In the case of the Docker engine, the following namespaces are used:

- pid: Provides process isolation via an independent set of process IDs from other namespaces. These are nested. 

- net: Manages network interfaces by virtualizing the network stack through providing a loopback interface, and can create physical and virtual network interfaces that exist in a single namespace at a time. 

- ipc: Manages access to interprocess communication. 

- mnt: Controls filesystem mount points. These were the first kind of namespaces created in the Linux kernel, and can be private or shared. 

- uts: The Unix time-sharing system isolates version IDs and kernel by allowing a single system to provide different host and domain naming schemes to different processes. The processes gethostname and sethostname use this namespace. 

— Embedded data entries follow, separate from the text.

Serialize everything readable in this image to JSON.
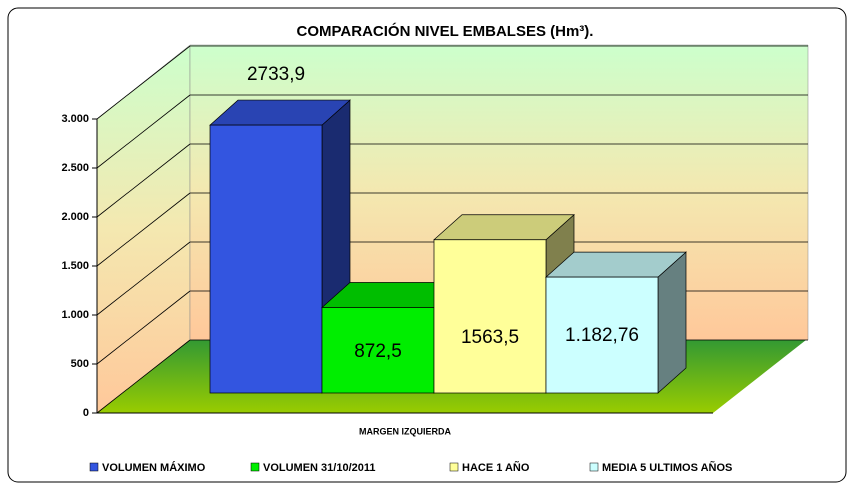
{
  "chart_data": {
    "type": "bar3d",
    "title": "COMPARACIÓN NIVEL EMBALSES (Hm³).",
    "categories": [
      "MARGEN IZQUIERDA"
    ],
    "series": [
      {
        "name": "VOLUMEN MÁXIMO",
        "color": "#3355e0",
        "values": [
          2733.9
        ],
        "value_labels": [
          "2733,9"
        ]
      },
      {
        "name": "VOLUMEN 31/10/2011",
        "color": "#00ee00",
        "values": [
          872.5
        ],
        "value_labels": [
          "872,5"
        ]
      },
      {
        "name": "HACE 1 AÑO",
        "color": "#ffff99",
        "values": [
          1563.5
        ],
        "value_labels": [
          "1563,5"
        ]
      },
      {
        "name": "MEDIA 5 ULTIMOS AÑOS",
        "color": "#ccffff",
        "values": [
          1182.76
        ],
        "value_labels": [
          "1.182,76"
        ]
      }
    ],
    "ylim": [
      0,
      3000
    ],
    "yticks": [
      0,
      500,
      {
        "value": 1000,
        "label": "1.000"
      },
      {
        "value": 1500,
        "label": "1.500"
      },
      {
        "value": 2000,
        "label": "2.000"
      },
      {
        "value": 2500,
        "label": "2.500"
      },
      {
        "value": 3000,
        "label": "3.000"
      }
    ],
    "grid": true,
    "legend": "bottom"
  }
}
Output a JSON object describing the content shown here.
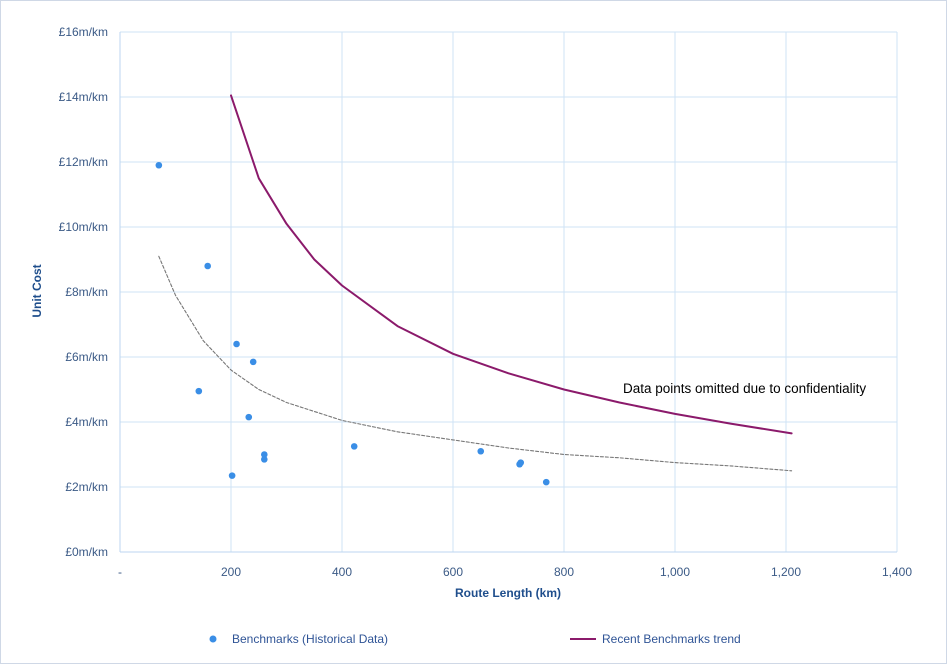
{
  "chart_data": {
    "type": "scatter",
    "title": "",
    "xlabel": "Route Length (km)",
    "ylabel": "Unit Cost",
    "xlim": [
      0,
      1400
    ],
    "ylim": [
      0,
      16
    ],
    "x_ticks": [
      0,
      200,
      400,
      600,
      800,
      1000,
      1200,
      1400
    ],
    "x_tick_labels": [
      "-",
      "200",
      "400",
      "600",
      "800",
      "1,000",
      "1,200",
      "1,400"
    ],
    "y_ticks": [
      0,
      2,
      4,
      6,
      8,
      10,
      12,
      14,
      16
    ],
    "y_tick_labels": [
      "£0m/km",
      "£2m/km",
      "£4m/km",
      "£6m/km",
      "£8m/km",
      "£10m/km",
      "£12m/km",
      "£14m/km",
      "£16m/km"
    ],
    "grid": true,
    "legend_position": "bottom",
    "annotation": "Data points omitted due to confidentiality",
    "series": [
      {
        "name": "Benchmarks (Historical Data)",
        "kind": "scatter",
        "color": "#3a8ee6",
        "points": [
          {
            "x": 70,
            "y": 11.9
          },
          {
            "x": 158,
            "y": 8.8
          },
          {
            "x": 210,
            "y": 6.4
          },
          {
            "x": 240,
            "y": 5.85
          },
          {
            "x": 142,
            "y": 4.95
          },
          {
            "x": 232,
            "y": 4.15
          },
          {
            "x": 260,
            "y": 3.0
          },
          {
            "x": 260,
            "y": 2.85
          },
          {
            "x": 202,
            "y": 2.35
          },
          {
            "x": 422,
            "y": 3.25
          },
          {
            "x": 650,
            "y": 3.1
          },
          {
            "x": 720,
            "y": 2.7
          },
          {
            "x": 722,
            "y": 2.75
          },
          {
            "x": 768,
            "y": 2.15
          }
        ]
      },
      {
        "name": "Recent Benchmarks trend",
        "kind": "line",
        "color": "#8b1a6b",
        "x": [
          200,
          250,
          300,
          350,
          400,
          500,
          600,
          700,
          800,
          900,
          1000,
          1100,
          1210
        ],
        "y": [
          14.05,
          11.5,
          10.1,
          9.0,
          8.2,
          6.95,
          6.1,
          5.5,
          5.0,
          4.6,
          4.25,
          3.95,
          3.65
        ]
      },
      {
        "kind": "dashed-line",
        "color": "#777777",
        "x": [
          70,
          100,
          150,
          200,
          250,
          300,
          400,
          500,
          600,
          700,
          800,
          900,
          1000,
          1100,
          1210
        ],
        "y": [
          9.1,
          7.9,
          6.5,
          5.6,
          5.0,
          4.6,
          4.05,
          3.7,
          3.45,
          3.2,
          3.0,
          2.9,
          2.75,
          2.65,
          2.5
        ]
      }
    ]
  }
}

- user: This namespace allows you to map UID/GID from container to host, and prevents the need for extra configuration in the container.

3.Union filesystems 

Union filesystems are also a key advantage of using Docker containers. Containers run from an image. Much like an image in the VM or cloud world, it represents state at a particular point in time. Container images snapshot the filesystem but tend to be much smaller than a VM. The container shares the host kernel and generally runs a much smaller set of processes, so the filesystem and bootstrap period tend to be much smaller—though those constraints are not strictly enforced. Second, the union filesystem allows for the efficient storage, download, and execution of these images. Containers use the idea of copyon-write storage, which is able to create a brand new container immediately, without having to wait on copying out a whole new filesystem. This is similar to thin provisioning in other systems.

Benefits of Containers

Containers are a streamlined way to build, test, deploy, and redeploy applications on multiple environments from a developer’s local laptop to an on-premises data center and even the cloud. Benefits of containers include:

• Less overhead. Containers require less system resources than traditional or hardware virtual machine environments because they don’t include operating system images.
• Increased portability. Applications running in containers can be deployed easily to multiple different operating systems and hardware platforms.
• More consistent operation. DevOps teams know applications in containers will run the same, regardless of where they are deployed.
• Greater efficiency. Containers allow applications to be more rapidly deployed, patched, or scaled.
• Better application development. Containers support agile and DevOps efforts to accelerate development, test, and production cycles.